Karin Willemse is Assistant Professor at the Erasmus School of History, Culture, and Communication, Erasmus University Rotterdam. She holds a PhD in anthropology from Leiden University (2001), and was Chair of the Netherlands Association of Feminist Anthropologist (LOVA) and a member of the Academic Advisory Board of the Islam Research Project (Ministry of Foreign Affairs and Leiden University). She has worked with scholars from South Africa, Senegal and Sudan, focusing on issues of gender, religion, violence, urban youth and migration. As a Fellow of the Royal Anthropological Institute, she currently conducts research in Nubia, Sudan, in cooperation with the British Museum.

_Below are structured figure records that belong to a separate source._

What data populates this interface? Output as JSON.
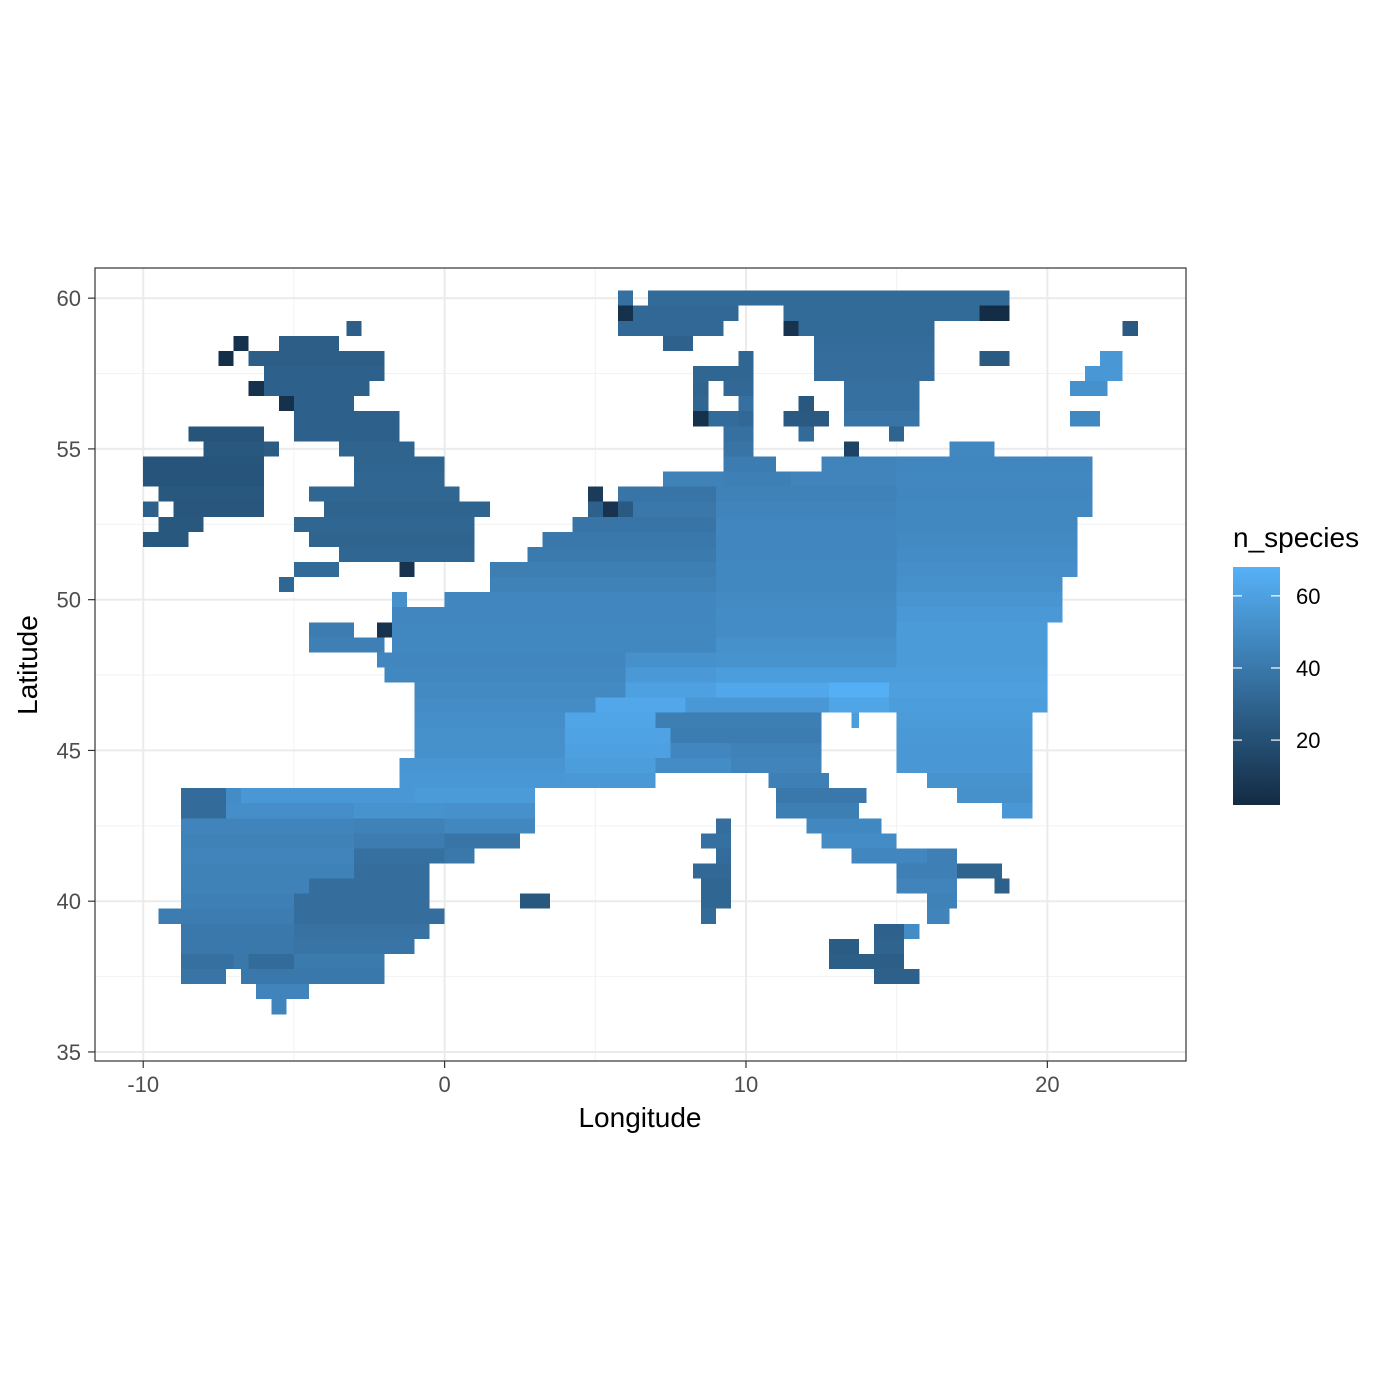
{
  "chart_data": {
    "type": "heatmap",
    "title": "",
    "xlabel": "Longitude",
    "ylabel": "Latitude",
    "xlim": [
      -11.6,
      24.6
    ],
    "ylim": [
      34.7,
      61.0
    ],
    "x_ticks": [
      -10,
      0,
      10,
      20
    ],
    "y_ticks": [
      35,
      40,
      45,
      50,
      55,
      60
    ],
    "x_tick_labels": [
      "-10",
      "0",
      "10",
      "20"
    ],
    "y_tick_labels": [
      "35",
      "40",
      "45",
      "50",
      "55",
      "60"
    ],
    "grid": true,
    "cell_size_deg": 0.5,
    "legend": {
      "title": "n_species",
      "position": "right",
      "min": 2,
      "max": 68,
      "breaks": [
        20,
        40,
        60
      ],
      "break_labels": [
        "20",
        "40",
        "60"
      ],
      "color_low": "#132b43",
      "color_high": "#56b1f7"
    },
    "rows_lat_start": 60.0,
    "rows_lat_step": -0.5,
    "row_segments": [
      [
        [
          5.75,
          6.25,
          36
        ],
        [
          6.75,
          18.75,
          33
        ]
      ],
      [
        [
          5.75,
          6.25,
          5
        ],
        [
          6.25,
          9.75,
          32
        ],
        [
          11.25,
          17.75,
          33
        ],
        [
          17.75,
          18.75,
          3
        ]
      ],
      [
        [
          5.75,
          9.25,
          32
        ],
        [
          11.25,
          11.75,
          6
        ],
        [
          11.75,
          16.25,
          33
        ],
        [
          -3.25,
          -2.75,
          27
        ],
        [
          22.5,
          23.0,
          25
        ]
      ],
      [
        [
          7.25,
          8.25,
          29
        ],
        [
          12.25,
          16.25,
          34
        ],
        [
          -5.5,
          -3.5,
          27
        ],
        [
          -7.0,
          -6.5,
          5
        ]
      ],
      [
        [
          9.75,
          10.25,
          31
        ],
        [
          12.25,
          16.25,
          35
        ],
        [
          -7.5,
          -7.0,
          4
        ],
        [
          -6.5,
          -2.0,
          27
        ],
        [
          17.75,
          18.75,
          25
        ],
        [
          21.75,
          22.5,
          55
        ]
      ],
      [
        [
          8.25,
          10.25,
          31
        ],
        [
          12.25,
          16.25,
          35
        ],
        [
          -6.0,
          -2.0,
          28
        ],
        [
          21.25,
          22.5,
          55
        ]
      ],
      [
        [
          8.25,
          8.75,
          30
        ],
        [
          9.25,
          10.25,
          32
        ],
        [
          13.25,
          15.75,
          36
        ],
        [
          -6.5,
          -6.0,
          5
        ],
        [
          -6.0,
          -2.5,
          28
        ],
        [
          20.75,
          22.0,
          52
        ]
      ],
      [
        [
          8.25,
          8.75,
          31
        ],
        [
          9.75,
          10.25,
          36
        ],
        [
          11.75,
          12.25,
          24
        ],
        [
          13.25,
          15.75,
          36
        ],
        [
          -5.5,
          -5.0,
          5
        ],
        [
          -5.0,
          -3.0,
          28
        ]
      ],
      [
        [
          8.25,
          8.75,
          5
        ],
        [
          8.75,
          9.75,
          34
        ],
        [
          9.75,
          10.25,
          32
        ],
        [
          11.25,
          12.75,
          25
        ],
        [
          13.25,
          15.75,
          38
        ],
        [
          -5.0,
          -1.5,
          28
        ],
        [
          20.75,
          21.75,
          48
        ]
      ],
      [
        [
          9.25,
          10.25,
          36
        ],
        [
          11.75,
          12.25,
          33
        ],
        [
          14.75,
          15.25,
          30
        ],
        [
          -8.5,
          -6.0,
          22
        ],
        [
          -5.0,
          -1.5,
          28
        ]
      ],
      [
        [
          9.25,
          10.25,
          38
        ],
        [
          13.25,
          13.75,
          14
        ],
        [
          16.75,
          18.25,
          48
        ],
        [
          -8.0,
          -6.0,
          24
        ],
        [
          -6.0,
          -5.5,
          26
        ],
        [
          -3.5,
          -1.0,
          30
        ]
      ],
      [
        [
          9.25,
          11.0,
          42
        ],
        [
          -10.0,
          -6.0,
          22
        ],
        [
          -3.0,
          0.0,
          30
        ],
        [
          12.5,
          15.0,
          46
        ],
        [
          15.0,
          21.5,
          47
        ]
      ],
      [
        [
          7.25,
          9.25,
          45
        ],
        [
          9.25,
          11.5,
          44
        ],
        [
          11.5,
          15.0,
          46
        ],
        [
          15.0,
          21.5,
          48
        ],
        [
          -10.0,
          -6.0,
          22
        ],
        [
          -3.0,
          0.0,
          31
        ]
      ],
      [
        [
          4.75,
          5.25,
          10
        ],
        [
          5.75,
          9.0,
          38
        ],
        [
          9.0,
          15.0,
          45
        ],
        [
          15.0,
          21.5,
          47
        ],
        [
          -9.5,
          -6.0,
          24
        ],
        [
          -4.5,
          0.5,
          31
        ]
      ],
      [
        [
          5.25,
          5.75,
          6
        ],
        [
          5.75,
          6.25,
          25
        ],
        [
          4.75,
          5.25,
          28
        ],
        [
          6.25,
          9.0,
          40
        ],
        [
          9.0,
          15.0,
          46
        ],
        [
          15.0,
          21.5,
          48
        ],
        [
          -10.0,
          -9.5,
          28
        ],
        [
          -9.0,
          -6.0,
          23
        ],
        [
          -4.0,
          1.5,
          30
        ]
      ],
      [
        [
          4.25,
          9.0,
          38
        ],
        [
          9.0,
          15.0,
          47
        ],
        [
          15.0,
          21.0,
          48
        ],
        [
          -9.5,
          -8.0,
          24
        ],
        [
          -5.0,
          1.0,
          31
        ]
      ],
      [
        [
          3.25,
          9.0,
          40
        ],
        [
          9.0,
          15.0,
          47
        ],
        [
          15.0,
          21.0,
          49
        ],
        [
          -10.0,
          -8.5,
          24
        ],
        [
          -4.5,
          1.0,
          30
        ]
      ],
      [
        [
          2.75,
          9.0,
          41
        ],
        [
          9.0,
          15.0,
          47
        ],
        [
          15.0,
          21.0,
          50
        ],
        [
          -3.5,
          1.0,
          31
        ]
      ],
      [
        [
          1.5,
          9.0,
          43
        ],
        [
          9.0,
          15.0,
          48
        ],
        [
          15.0,
          21.0,
          51
        ],
        [
          -5.0,
          -3.5,
          33
        ],
        [
          -1.5,
          -1.0,
          6
        ]
      ],
      [
        [
          1.5,
          9.0,
          45
        ],
        [
          9.0,
          15.0,
          48
        ],
        [
          15.0,
          20.5,
          52
        ],
        [
          -5.5,
          -5.0,
          31
        ]
      ],
      [
        [
          0.0,
          9.0,
          47
        ],
        [
          9.0,
          15.0,
          49
        ],
        [
          15.0,
          20.5,
          54
        ],
        [
          -1.75,
          -1.25,
          52
        ]
      ],
      [
        [
          -1.75,
          9.0,
          47
        ],
        [
          9.0,
          15.0,
          50
        ],
        [
          15.0,
          20.5,
          56
        ]
      ],
      [
        [
          -1.75,
          9.0,
          48
        ],
        [
          9.0,
          15.0,
          50
        ],
        [
          15.0,
          20.0,
          57
        ],
        [
          -4.5,
          -3.0,
          42
        ],
        [
          -2.25,
          -1.75,
          6
        ]
      ],
      [
        [
          -1.75,
          9.0,
          48
        ],
        [
          9.0,
          15.0,
          52
        ],
        [
          15.0,
          20.0,
          57
        ],
        [
          -4.5,
          -2.0,
          44
        ]
      ],
      [
        [
          -2.25,
          6.0,
          47
        ],
        [
          6.0,
          9.0,
          52
        ],
        [
          9.0,
          15.0,
          53
        ],
        [
          15.0,
          20.0,
          57
        ]
      ],
      [
        [
          -2.0,
          6.0,
          48
        ],
        [
          6.0,
          9.0,
          56
        ],
        [
          9.0,
          15.0,
          58
        ],
        [
          15.0,
          20.0,
          58
        ]
      ],
      [
        [
          -1.0,
          6.0,
          49
        ],
        [
          6.0,
          9.0,
          60
        ],
        [
          9.0,
          12.75,
          63
        ],
        [
          12.75,
          14.75,
          67
        ],
        [
          14.75,
          20.0,
          59
        ]
      ],
      [
        [
          -1.0,
          5.0,
          50
        ],
        [
          5.0,
          8.0,
          63
        ],
        [
          8.0,
          12.75,
          55
        ],
        [
          12.75,
          14.75,
          62
        ],
        [
          14.75,
          20.0,
          58
        ]
      ],
      [
        [
          -1.0,
          4.0,
          51
        ],
        [
          4.0,
          7.0,
          62
        ],
        [
          7.0,
          12.5,
          43
        ],
        [
          13.5,
          13.75,
          58
        ],
        [
          15.0,
          19.5,
          57
        ]
      ],
      [
        [
          -1.0,
          4.0,
          52
        ],
        [
          4.0,
          7.5,
          61
        ],
        [
          7.5,
          12.5,
          42
        ],
        [
          15.0,
          19.5,
          56
        ]
      ],
      [
        [
          -1.0,
          4.0,
          52
        ],
        [
          4.0,
          7.5,
          60
        ],
        [
          7.5,
          9.5,
          47
        ],
        [
          9.5,
          12.5,
          45
        ],
        [
          15.0,
          19.5,
          55
        ]
      ],
      [
        [
          -1.5,
          4.0,
          54
        ],
        [
          4.0,
          7.0,
          58
        ],
        [
          7.0,
          9.5,
          50
        ],
        [
          9.5,
          12.5,
          46
        ],
        [
          15.0,
          19.5,
          55
        ]
      ],
      [
        [
          -1.5,
          4.0,
          55
        ],
        [
          4.0,
          7.0,
          56
        ],
        [
          10.75,
          12.75,
          44
        ],
        [
          16.0,
          19.5,
          53
        ]
      ],
      [
        [
          -8.75,
          -7.25,
          34
        ],
        [
          -7.25,
          -6.75,
          50
        ],
        [
          -6.75,
          -1.0,
          55
        ],
        [
          -1.0,
          3.0,
          57
        ],
        [
          11.0,
          14.0,
          40
        ],
        [
          17.0,
          19.5,
          52
        ]
      ],
      [
        [
          -8.75,
          -7.25,
          34
        ],
        [
          -7.25,
          -3.0,
          51
        ],
        [
          -3.0,
          0.0,
          53
        ],
        [
          0.0,
          3.0,
          52
        ],
        [
          11.0,
          13.75,
          43
        ],
        [
          18.5,
          19.5,
          55
        ]
      ],
      [
        [
          -8.75,
          -3.0,
          46
        ],
        [
          -3.0,
          0.0,
          45
        ],
        [
          0.0,
          3.0,
          48
        ],
        [
          9.0,
          9.5,
          35
        ],
        [
          12.0,
          14.5,
          48
        ]
      ],
      [
        [
          -8.75,
          -3.0,
          45
        ],
        [
          -3.0,
          0.0,
          42
        ],
        [
          0.0,
          2.5,
          38
        ],
        [
          8.5,
          9.5,
          36
        ],
        [
          12.5,
          15.0,
          50
        ]
      ],
      [
        [
          -8.75,
          -3.0,
          46
        ],
        [
          -3.0,
          0.0,
          36
        ],
        [
          0.0,
          1.0,
          40
        ],
        [
          9.0,
          9.5,
          34
        ],
        [
          13.5,
          16.0,
          47
        ],
        [
          16.0,
          17.0,
          44
        ]
      ],
      [
        [
          -8.75,
          -3.0,
          45
        ],
        [
          -3.0,
          -0.5,
          35
        ],
        [
          8.25,
          9.5,
          32
        ],
        [
          15.0,
          17.0,
          44
        ],
        [
          17.0,
          18.5,
          30
        ]
      ],
      [
        [
          -8.75,
          -4.5,
          45
        ],
        [
          -4.5,
          -0.5,
          35
        ],
        [
          8.5,
          9.5,
          31
        ],
        [
          15.0,
          17.0,
          46
        ],
        [
          18.25,
          18.75,
          28
        ]
      ],
      [
        [
          -8.75,
          -5.0,
          44
        ],
        [
          -5.0,
          -0.5,
          35
        ],
        [
          2.5,
          3.5,
          24
        ],
        [
          8.5,
          9.5,
          31
        ],
        [
          16.0,
          17.0,
          45
        ]
      ],
      [
        [
          -9.5,
          -5.0,
          42
        ],
        [
          -5.0,
          0.0,
          35
        ],
        [
          8.5,
          9.0,
          33
        ],
        [
          16.0,
          16.75,
          46
        ]
      ],
      [
        [
          -8.75,
          -5.0,
          40
        ],
        [
          -5.0,
          -0.5,
          37
        ],
        [
          14.25,
          15.25,
          29
        ],
        [
          15.25,
          15.75,
          50
        ]
      ],
      [
        [
          -8.75,
          -5.0,
          40
        ],
        [
          -5.0,
          -1.0,
          38
        ],
        [
          12.75,
          13.75,
          26
        ],
        [
          14.25,
          15.25,
          30
        ]
      ],
      [
        [
          -8.75,
          -7.0,
          36
        ],
        [
          -7.0,
          -6.5,
          40
        ],
        [
          -6.5,
          -5.0,
          34
        ],
        [
          -5.0,
          -2.0,
          41
        ],
        [
          12.75,
          15.25,
          27
        ]
      ],
      [
        [
          -8.75,
          -7.25,
          38
        ],
        [
          -6.75,
          -2.0,
          40
        ],
        [
          14.25,
          15.75,
          28
        ]
      ],
      [
        [
          -6.25,
          -4.5,
          46
        ]
      ],
      [
        [
          -5.75,
          -5.25,
          46
        ]
      ]
    ]
  }
}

Thomas P. Wolf is currently a Research Consultant/Analyst at Ipsos Public Affairs, Kenya. Dr Wolf first came to Kenya as a US Peace Corps secondary school teacher in 1967. He holds an MA in African studies (Ohio University) and a DPhil in comparative politics (University of Sussex). Previously he taught at the University of Nairobi, and served as Democracy/Governance Advisor for USAID/Kenya. The subject matter of his published works includes the political history of the Kenyan Coast, Kenya’s constitution, East African terrorism, several Afrobarometer Working Papers, the immunity of retired President Moi and the accuracy and political impact of political opinion/voter-intention polls in Kenya.